I came to realize that I was not completely crazy, but that God had wired me and dozens like me for a reason. I don’t think any of us really know what that reason is. And I don’t think that it’s some sort of club or exclusive thing.
The Christian Scriptures talk about how followers are the body of Christ—that we are the mechanism that expresses God to the world. Love, charity, compassion, justice, truth, beauty, humility—the essence of God, is transmitted to the world through believers.
The Scriptures talk about how, like a human body, there are parts that serve different functions. The eyes do things the ears can’t. The arms and joints work in ways the feet and hands don’t. Each serves a purpose. Each supports each other.
There’s a notion I hear sometimes from people that describe a general malaise with the current times. “I was born in the wrong century,” or, “If only I lived back then.”
You and I were born to live now. Fully present. Aware. Now. Not just to dream of yesterday or what may come, but to be here.
And you and I were wired with personality and disposition to mirror our purpose. Our passions are aligned with a focused determination of the creator to minister in a specific function to a purposed segment of the sh*tstorm of life.
Alone this is hard to see. With others, especially others with whom we share a certain connection, this becomes easier to perceive.
Who am I? Why do I think or feel this way? Where are my passions? What need I create? Where should I go?
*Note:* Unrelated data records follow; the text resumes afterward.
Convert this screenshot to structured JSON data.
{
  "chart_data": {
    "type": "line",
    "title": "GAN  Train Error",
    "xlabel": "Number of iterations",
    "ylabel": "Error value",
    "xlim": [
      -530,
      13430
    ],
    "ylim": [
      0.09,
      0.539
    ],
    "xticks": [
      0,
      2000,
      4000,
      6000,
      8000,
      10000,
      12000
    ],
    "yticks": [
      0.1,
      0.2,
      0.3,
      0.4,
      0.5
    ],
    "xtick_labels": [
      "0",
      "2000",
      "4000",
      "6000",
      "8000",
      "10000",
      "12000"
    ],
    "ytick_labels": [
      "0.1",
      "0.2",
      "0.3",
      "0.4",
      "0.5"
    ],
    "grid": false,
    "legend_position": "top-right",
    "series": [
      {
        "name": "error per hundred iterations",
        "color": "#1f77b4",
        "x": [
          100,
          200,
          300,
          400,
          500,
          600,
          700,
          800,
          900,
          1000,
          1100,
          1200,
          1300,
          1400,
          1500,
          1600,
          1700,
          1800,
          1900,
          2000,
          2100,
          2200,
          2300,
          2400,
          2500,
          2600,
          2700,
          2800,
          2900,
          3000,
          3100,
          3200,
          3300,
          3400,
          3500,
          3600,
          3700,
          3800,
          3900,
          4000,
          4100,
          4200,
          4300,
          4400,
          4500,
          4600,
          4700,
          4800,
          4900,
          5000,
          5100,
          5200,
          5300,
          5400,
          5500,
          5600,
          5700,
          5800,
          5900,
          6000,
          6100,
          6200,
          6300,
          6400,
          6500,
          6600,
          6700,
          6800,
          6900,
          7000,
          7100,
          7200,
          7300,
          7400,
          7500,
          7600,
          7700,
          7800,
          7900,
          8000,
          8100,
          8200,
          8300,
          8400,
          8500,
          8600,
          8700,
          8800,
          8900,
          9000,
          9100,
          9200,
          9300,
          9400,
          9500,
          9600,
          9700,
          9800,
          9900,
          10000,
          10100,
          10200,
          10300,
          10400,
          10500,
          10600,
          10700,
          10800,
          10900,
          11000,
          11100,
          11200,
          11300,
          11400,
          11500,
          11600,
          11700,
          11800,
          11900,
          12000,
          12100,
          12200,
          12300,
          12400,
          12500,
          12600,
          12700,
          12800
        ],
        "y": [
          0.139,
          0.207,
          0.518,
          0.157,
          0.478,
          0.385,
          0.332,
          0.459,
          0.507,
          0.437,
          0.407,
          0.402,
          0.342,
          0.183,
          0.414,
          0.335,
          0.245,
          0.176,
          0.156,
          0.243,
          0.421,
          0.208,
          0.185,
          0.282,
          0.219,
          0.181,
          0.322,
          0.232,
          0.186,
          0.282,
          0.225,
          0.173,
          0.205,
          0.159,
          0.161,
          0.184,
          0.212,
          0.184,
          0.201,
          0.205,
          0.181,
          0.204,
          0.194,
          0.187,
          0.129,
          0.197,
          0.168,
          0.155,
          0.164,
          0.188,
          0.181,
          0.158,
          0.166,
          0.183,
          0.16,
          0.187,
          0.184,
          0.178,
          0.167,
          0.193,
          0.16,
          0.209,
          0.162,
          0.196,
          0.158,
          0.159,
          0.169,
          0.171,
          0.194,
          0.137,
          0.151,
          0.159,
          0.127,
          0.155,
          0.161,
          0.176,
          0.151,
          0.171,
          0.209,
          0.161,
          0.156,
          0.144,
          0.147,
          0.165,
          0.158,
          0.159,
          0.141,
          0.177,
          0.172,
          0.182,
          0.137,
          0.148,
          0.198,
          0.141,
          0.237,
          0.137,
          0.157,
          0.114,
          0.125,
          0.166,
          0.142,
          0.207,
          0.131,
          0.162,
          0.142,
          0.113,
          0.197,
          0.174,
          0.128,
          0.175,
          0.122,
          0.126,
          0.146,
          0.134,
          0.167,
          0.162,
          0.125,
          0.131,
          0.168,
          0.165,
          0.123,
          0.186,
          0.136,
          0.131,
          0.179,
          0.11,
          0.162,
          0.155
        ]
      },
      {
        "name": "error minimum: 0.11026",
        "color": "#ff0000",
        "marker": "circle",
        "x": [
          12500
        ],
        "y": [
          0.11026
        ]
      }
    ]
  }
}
It’s terribly exciting to explore our part in the revolution—the restoration of humanity. Every second makes you and I who we are and who we will become. With the proper perspectives, every second grows us, every second pushes us closer to our purpose.
It helps to find others, to build relationships. It’s tremendously encouraging when you can find others of like minds. Helps us realize we’re not so close to crazy as we thought.